A multifaceted artist, Yoshi Sodeoka creates a wide range of audiovisual artistic works that include video art, animated gifs, music videos, and editorial illustrations. Influenced from an early stage in his career in noise music and glitch art, as well as avant garde movements such as Op Art, his work is characterized by breaking down the structure of the musical score and visual integrity of the image to find new forms of artistic expression.

Driessens & Verstappen. Kennemerduinen 2010, scene H, 2011

Kennemerduinen 2010, is a project for which the artists documented six locations around the Kennemer dunes (near the North Sea). Each film has a duration of almost nine minutes and covers exactly one year, from one January to the next. On a weekly basis, each scene was repeatedly photographed from the same position and at the same time of day, around noon. With custom developed software each series of shots was edited into fluid transitions. Slow transformations and changes in season, that are never directly perceptible in daily life, are perceptible on a sensory level. By systematically computerising and formalising observation, the Kennemer dunes films became studies of the spontaneous course of nature, of the emergent and entropic processes underlying it.

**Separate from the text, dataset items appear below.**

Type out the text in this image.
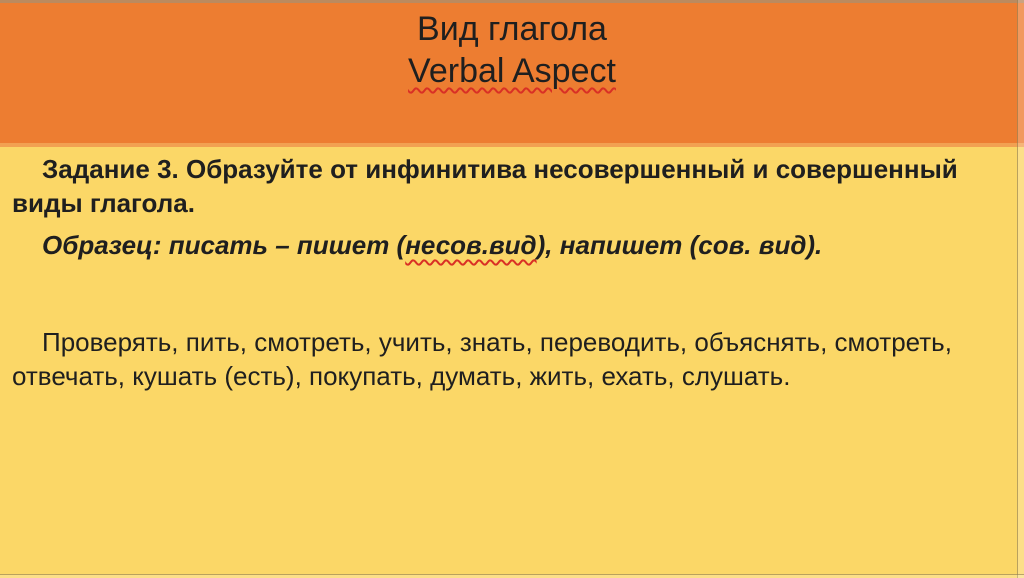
Вид глагола
Verbal Aspect

Задание 3. Образуйте от инфинитива несовершенный и совершенный
виды глагола.

Образец: писать – пишет (несов.вид), напишет (сов. вид).

Проверять, пить, смотреть, учить, знать, переводить, объяснять, смотреть,
отвечать, кушать (есть), покупать, думать, жить, ехать, слушать.
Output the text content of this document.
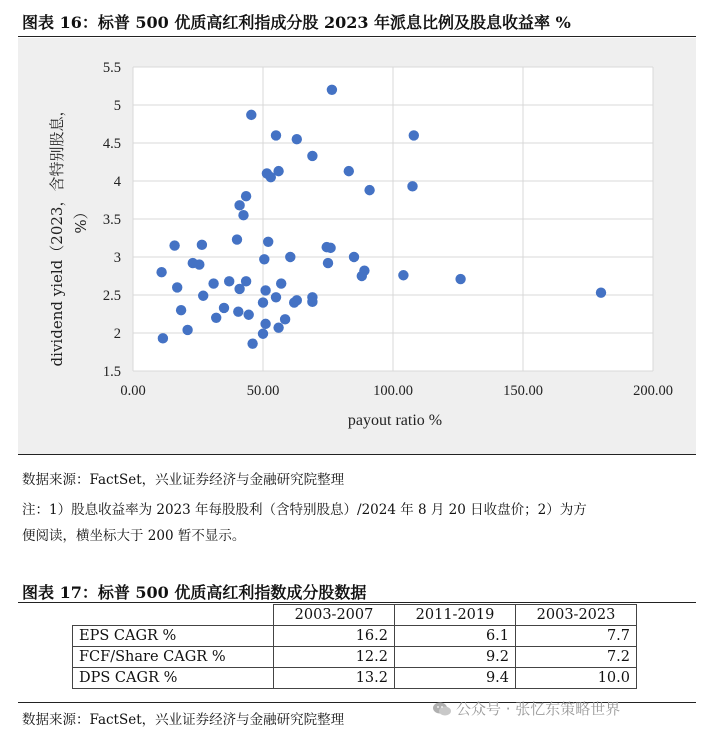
图表 16：标普 500 优质高红利指成分股 2023 年派息比例及股息收益率 %
1.5
2
2.5
3
3.5
4
4.5
5
5.5
0.00	50.00	100.00	150.00	200.00
payout ratio %
dividend yield（2023，含特别股息， %）
数据来源：FactSet，兴业证券经济与金融研究院整理
注：1）股息收益率为 2023 年每股股利（含特别股息）/2024 年 8 月 20 日收盘价；2）为方
便阅读，横坐标大于 200 暂不显示。
图表 17：标普 500 优质高红利指数成分股数据
	2003-2007	2011-2019	2003-2023
EPS CAGR %	16.2	6.1	7.7
FCF/Share CAGR %	12.2	9.2	7.2
DPS CAGR %	13.2	9.4	10.0
数据来源：FactSet，兴业证券经济与金融研究院整理
公众号 · 张忆东策略世界
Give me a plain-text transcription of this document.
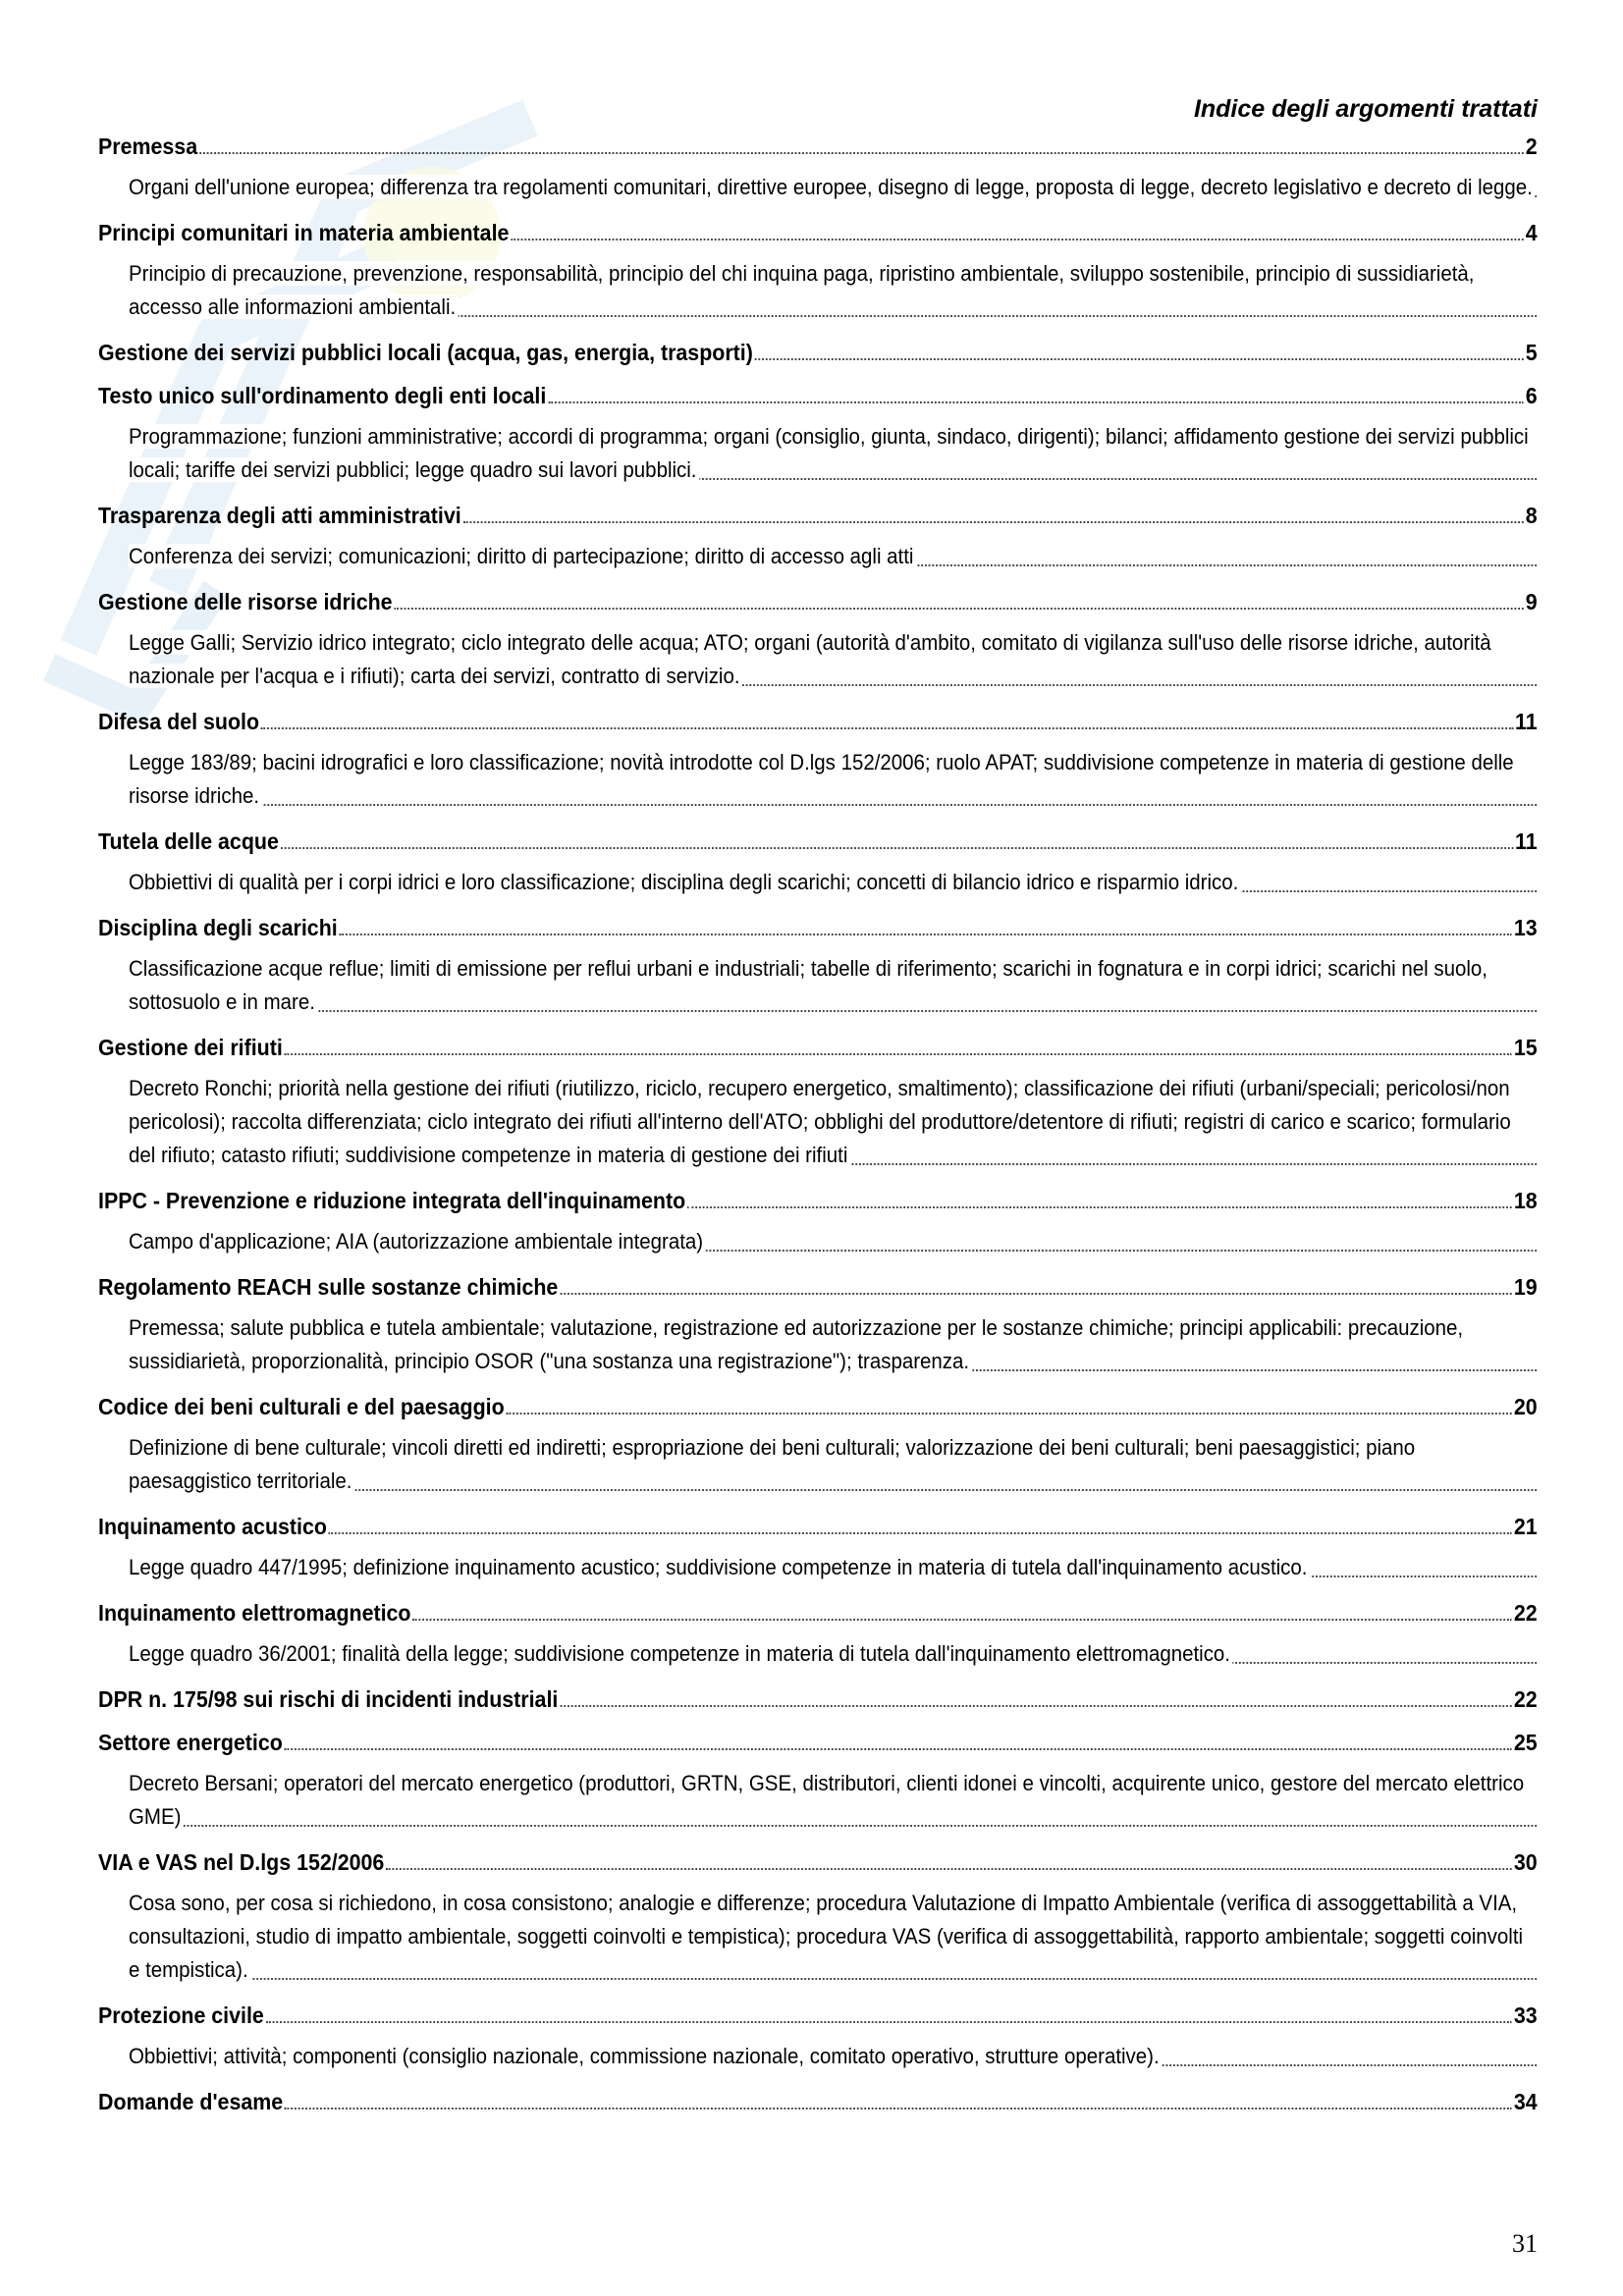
Indice degli argomenti trattati
Premessa	2
Organi dell'unione europea; differenza tra regolamenti comunitari, direttive europee, disegno di legge, proposta di legge, decreto legislativo e decreto di legge.
Principi comunitari in materia ambientale	4
Principio di precauzione, prevenzione, responsabilità, principio del chi inquina paga, ripristino ambientale, sviluppo sostenibile, principio di sussidiarietà, accesso alle informazioni ambientali.
Gestione dei servizi pubblici locali (acqua, gas, energia, trasporti)	5
Testo unico sull'ordinamento degli enti locali	6
Programmazione; funzioni amministrative; accordi di programma; organi (consiglio, giunta, sindaco, dirigenti); bilanci; affidamento gestione dei servizi pubblici locali; tariffe dei servizi pubblici; legge quadro sui lavori pubblici.
Trasparenza degli atti amministrativi	8
Conferenza dei servizi; comunicazioni; diritto di partecipazione; diritto di accesso agli atti
Gestione delle risorse idriche	9
Legge Galli; Servizio idrico integrato; ciclo integrato delle acqua; ATO; organi (autorità d'ambito, comitato di vigilanza sull'uso delle risorse idriche, autorità nazionale per l'acqua e i rifiuti); carta dei servizi, contratto di servizio.
Difesa del suolo	11
Legge 183/89; bacini idrografici e loro classificazione; novità introdotte col D.lgs 152/2006; ruolo APAT; suddivisione competenze in materia di gestione delle risorse idriche.
Tutela delle acque	11
Obbiettivi di qualità per i corpi idrici e loro classificazione; disciplina degli scarichi; concetti di bilancio idrico e risparmio idrico.
Disciplina degli scarichi	13
Classificazione acque reflue; limiti di emissione per reflui urbani e industriali; tabelle di riferimento; scarichi in fognatura e in corpi idrici; scarichi nel suolo, sottosuolo e in mare.
Gestione dei rifiuti	15
Decreto Ronchi; priorità nella gestione dei rifiuti (riutilizzo, riciclo, recupero energetico, smaltimento); classificazione dei rifiuti (urbani/speciali; pericolosi/non pericolosi); raccolta differenziata; ciclo integrato dei rifiuti all'interno dell'ATO; obblighi del produttore/detentore di rifiuti; registri di carico e scarico; formulario del rifiuto; catasto rifiuti; suddivisione competenze in materia di gestione dei rifiuti
IPPC - Prevenzione e riduzione integrata dell'inquinamento	18
Campo d'applicazione; AIA (autorizzazione ambientale integrata)
Regolamento REACH sulle sostanze chimiche	19
Premessa; salute pubblica e tutela ambientale; valutazione, registrazione ed autorizzazione per le sostanze chimiche; principi applicabili: precauzione, sussidiarietà, proporzionalità, principio OSOR ("una sostanza una registrazione"); trasparenza.
Codice dei beni culturali e del paesaggio	20
Definizione di bene culturale; vincoli diretti ed indiretti; espropriazione dei beni culturali; valorizzazione dei beni culturali; beni paesaggistici; piano paesaggistico territoriale.
Inquinamento acustico	21
Legge quadro 447/1995; definizione inquinamento acustico; suddivisione competenze in materia di tutela dall'inquinamento acustico.
Inquinamento elettromagnetico	22
Legge quadro 36/2001; finalità della legge; suddivisione competenze in materia di tutela dall'inquinamento elettromagnetico.
DPR n. 175/98 sui rischi di incidenti industriali	22
Settore energetico	25
Decreto Bersani; operatori del mercato energetico (produttori, GRTN, GSE, distributori, clienti idonei e vincolti, acquirente unico, gestore del mercato elettrico GME)
VIA e VAS nel D.lgs 152/2006	30
Cosa sono, per cosa si richiedono, in cosa consistono; analogie e differenze; procedura Valutazione di Impatto Ambientale (verifica di assoggettabilità a VIA, consultazioni, studio di impatto ambientale, soggetti coinvolti e tempistica); procedura VAS (verifica di assoggettabilità, rapporto ambientale; soggetti coinvolti e tempistica).
Protezione civile	33
Obbiettivi; attività; componenti (consiglio nazionale, commissione nazionale, comitato operativo, strutture operative).
Domande d'esame	34
31
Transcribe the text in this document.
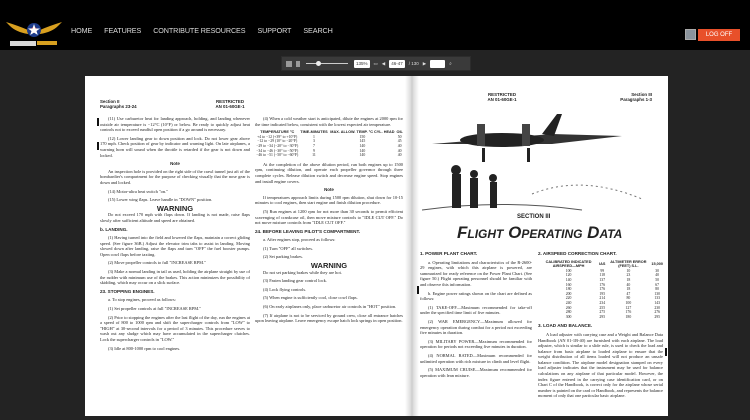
HOME FEATURES CONTRIBUTE RESOURCES SUPPORT SEARCH	LOG OFF
135%	▭ ◀	46-47	/ 130 ▶	⌕
Section II
Paragraphs 23-24
RESTRICTED
AN 01-60GE-1

(11) Use carburetor heat for landing approach, holding, and landing whenever outside air temperature is −12°C (10°F) or below. Be ready to quickly adjust heat controls not to exceed rundful open position if a go around is necessary.

(12) Lower landing gear to down position and lock. Do not lower gear above 170 mph. Check position of gear by indicator and warning light. On late airplanes, a warning horn will sound when the throttle is retarded if the gear is not down and locked.

Note

An inspection hole is provided on the right side of the crawl tunnel just aft of the bombardier's compartment for the purpose of checking visually that the nose gear is down and locked.

(14) Motor-ultra heat switch "on."

(15) Lower wing flaps. Leave handle in "DOWN" position.

WARNING

Do not exceed 170 mph with flaps down. If landing is not made, raise flaps slowly after sufficient altitude and speed are obtained.

b. LANDING.

(1) Having turned into the field and lowered the flaps, maintain a correct gliding speed. (See figure 36B.) Adjust the elevator trim tabs to assist in landing. Moving slowed down after landing, raise the flaps and turn "OFF" the fuel booster pumps. Open cowl flaps before taxiing.

(2) Move propeller controls to full "INCREASE RPM."

(3) Make a normal landing in tail as used, holding the airplane straight by use of the rudder with minimum use of the brakes. This action minimizes the possibility of skidding, which may occur on a slick surface.

23. STOPPING ENGINES.

a. To stop engines, proceed as follows:

(1) Set propeller controls at full "INCREASE RPM."

(2) Prior to stopping the engines after the last flight of the day, run the engines at a speed of 800 to 1000 rpm and shift the supercharger controls from "LOW" to "HIGH" at 30-second intervals for a period of 3 minutes. This procedure serves to wash out any sludge which may have accumulated in the supercharger clutches. Lock the supercharger controls in "LOW."

(3) Idle at 800-1000 rpm to cool engines.

(4) When a cold weather start is anticipated, dilute the engines at 2000 rpm for the time indicated below, consistent with the lowest expected air temperature.

TEMPERATURE °C	TIME-MINUTES	MAX. ALLOW. TEMP. °C CYL. HEAD	OIL
+4 to −12 (+39° to +10°F)	1	150	50
−12 to −29 (10° to −20°F)	3	145	45
−29 to −34 (−20° to −30°F)	7	140	40
−34 to −46 (−30° to −50°F)	9	140	40
−46 to −51 (−50° to −60°F)	11	140	40

At the completion of the above dilution period, run both engines up to 1500 rpm, continuing dilution, and operate each propeller governor through three complete cycles. Release dilution switch and decrease engine speed. Stop engines and install engine covers.

Note

If temperatures approach limits during 1500 rpm dilution, shut down for 10-15 minutes to cool engines, then start engine and finish dilution procedure.

(5) Run engines at 1200 rpm for not more than 30 seconds to permit efficient scavenging of crankcase oil, then move mixture controls to "IDLE CUT OFF." Do not move mixture controls from "IDLE CUT OFF."

24. BEFORE LEAVING PILOT'S COMPARTMENT.

a. After engines stop, proceed as follows:

(1) Turn "OFF" all switches.

(2) Set parking brakes.

WARNING

Do not set parking brakes while they are hot.

(3) Fasten landing gear control lock.

(4) Lock flying controls.

(5) When engine is sufficiently cool, close cowl flaps.

(6) On early airplanes only, place carburetor air controls in "HOT" position.

(7) If airplane is not to be serviced by ground crew, close all entrance hatches upon leaving airplane. Leave emergency escape hatch lock springs in open position.

RESTRICTED
AN 01-60GE-1
Section III
Paragraphs 1-3
SECTION III
Flight Operating Data
1. POWER PLANT CHART.

a. Operating limitations and characteristics of the R-2600-29 engines, with which this airplane is powered, are summarized for ready reference on the Power Plant Chart. (See figure 50.) Flight operating personnel should be familiar with and observe this information.

b. Engine power ratings shown on the chart are defined as follows:

(1) TAKE-OFF—Maximum recommended for take-off under the specified time limit of five minutes.

(2) WAR EMERGENCY—Maximum allowed for emergency operation during combat for a period not exceeding five minutes in duration.

(3) MILITARY POWER—Maximum recommended for operation for periods not exceeding five minutes in duration.

(4) NORMAL RATED—Maximum recommended for unlimited operation with rich mixture in climb and level flight.

(5) MAXIMUM CRUISE—Maximum recommended for operation with lean mixture.

2. AIRSPEED CORRECTION CHART.
CALIBRATED INDICATED AIRSPEED—MPH	IAS	ALTIMETER ERROR (FEET) S.L.	15,000
100	99	10	30
120	118	23	40
140	137	18	50
160	176	40	67
180	176	18	80
200	195	47	130
220	214	80	133
240	234	100	143
260	255	127	230
280	275	176	276
300	295	180	295
3. LOAD AND BALANCE.

A load adjuster with carrying case and a Weight and Balance Data Handbook (AN 01-1B-40) are furnished with each airplane. The load adjuster, which is similar to a slide rule, is used to check the load and balance from basic airplane to loaded airplane to ensure that the weight distribution of all items loaded will not produce an unsafe balance condition. The airplane model designation stamped on every load adjuster indicates that the instrument may be used for balance calculations on any airplane of that particular model. However, the index figure entered in the carrying case identification card, or on Chart C of the Handbook, is correct only for the airplane whose serial number is painted on the card or Handbook, and represents the balance moment of only that one particular basic airplane.
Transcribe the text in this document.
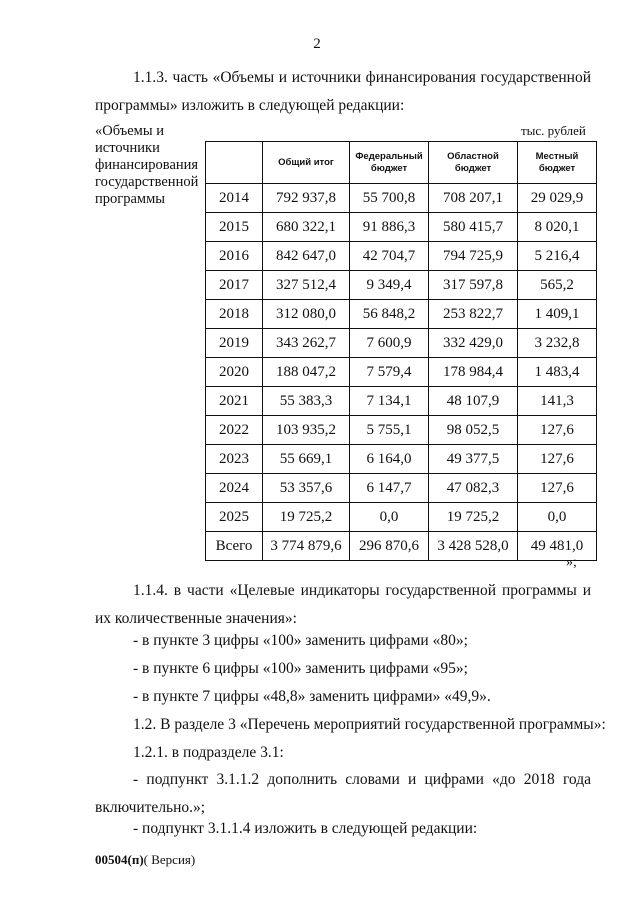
2
1.1.3. часть «Объемы и источники финансирования государственной программы» изложить в следующей редакции:
«Объемы и источники финансирования государственной программы
тыс. рублей
	Общий итог	Федеральный бюджет	Областной бюджет	Местный бюджет
2014	792 937,8	55 700,8	708 207,1	29 029,9
2015	680 322,1	91 886,3	580 415,7	8 020,1
2016	842 647,0	42 704,7	794 725,9	5 216,4
2017	327 512,4	9 349,4	317 597,8	565,2
2018	312 080,0	56 848,2	253 822,7	1 409,1
2019	343 262,7	7 600,9	332 429,0	3 232,8
2020	188 047,2	7 579,4	178 984,4	1 483,4
2021	55 383,3	7 134,1	48 107,9	141,3
2022	103 935,2	5 755,1	98 052,5	127,6
2023	55 669,1	6 164,0	49 377,5	127,6
2024	53 357,6	6 147,7	47 082,3	127,6
2025	19 725,2	0,0	19 725,2	0,0
Всего	3 774 879,6	296 870,6	3 428 528,0	49 481,0
»;
1.1.4. в части «Целевые индикаторы государственной программы и их количественные значения»:
- в пункте 3 цифры «100» заменить цифрами «80»;
- в пункте 6 цифры «100» заменить цифрами «95»;
- в пункте 7 цифры «48,8» заменить цифрами» «49,9».
1.2. В разделе 3 «Перечень мероприятий государственной программы»:
1.2.1. в подразделе 3.1:
- подпункт 3.1.1.2 дополнить словами и цифрами «до 2018 года включительно.»;
- подпункт 3.1.1.4 изложить в следующей редакции:
00504(п)( Версия)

In the past years Driessens & Verstappen have documented three different types of Dutch landscapes: a historic landscape park (Frankendael 2001), a dike landscape (Diemerzeedijk 2007) and a dune landscape (Kennemerduinen 2010). From each landscape type several films are made.

Katie Torn. Dream Flower I, 2022

“Dream Flower I” is a 3D animation that depicts a snoozing biomorphic female arrangement made out of flowers, leaves and pipes. As the creature sleeps, a plastic like liquid flows from the pipes creating a relaxing fountain. The work is inspired by Victorian botanical illustrations.

Katie Torn’s work explores the female figure in a world shaped by digital technology and obsession with self-image boosted by social media and consumer culture. She uses 3D graphics and video to build assemblages of natural and artificial elements that question the boundaries between beauty and decay, body and prosthesis, organic and synthetic, and between a person’s own self and the image she creates of herself. 

Julian Brangold. Observation Machine (Iteration), 2022

A sculpture depicting a seating man is multiplied six times, the copies rotating in a choreographed fashion. Colored in a pink hue, the sculptures resemble consumer products, souvenirs lined up on a shelf waiting to be purchased. At the same time, the artist applies an effect that makes the sculptures come to pieces, as if an invisible hand were trying to touch them but destroyed them in the process.

Julian Brangold (Buenos Aires, 1986) is one of the leading names in the growing digital art community in Argentina. Through painting, computer programming, 3D modeling, video installations, collage, and a myriad of digital mediums, he addresses how technologies such as artificial intelligence and data processing are shaping our culture and memory, as well as our notion of self. An active participant in the cryptoart scene and NFT market in Argentina he has been exploring art on the blockchain since 2020 and is currently the Director of Programming at  Museum of Crypto Art, a web3 native cultural institution.

Julie Blackmon. New Neighbors, 2020

Courtesy the artist and Fahey-Klein gallery

Julie Blackmon (b. 1966) is an American photographer who lives and works in Missouri. As an art student at Missouri State University, Blackmon became interested in photography, especially the work of Diane Arbus and Sally Mann. Blackmon’s oeuvre also shows influences from Masters of the Dutch Renaissance such as Jan Steen.

Niio Art in collaboration with Fahey/Klein Gallery recently published an Artcast of Julie Blackmon’s photography works in digital format. The artist focuses on the complexities and contradictions of modern life, exploring, among other subjects, the overwhelming, often conflicting expectations and obligations of contemporary parenthood. Blackmon has stated that her works deal with “modern parenting, and the contradictions and expectations and the overwhelmed feeling that go with parenting today as compared to the past” furthermore the artist has stated “with the little ones it’s more metaphorical than about parenting, and speaks of the anxieties of everyday modern life”.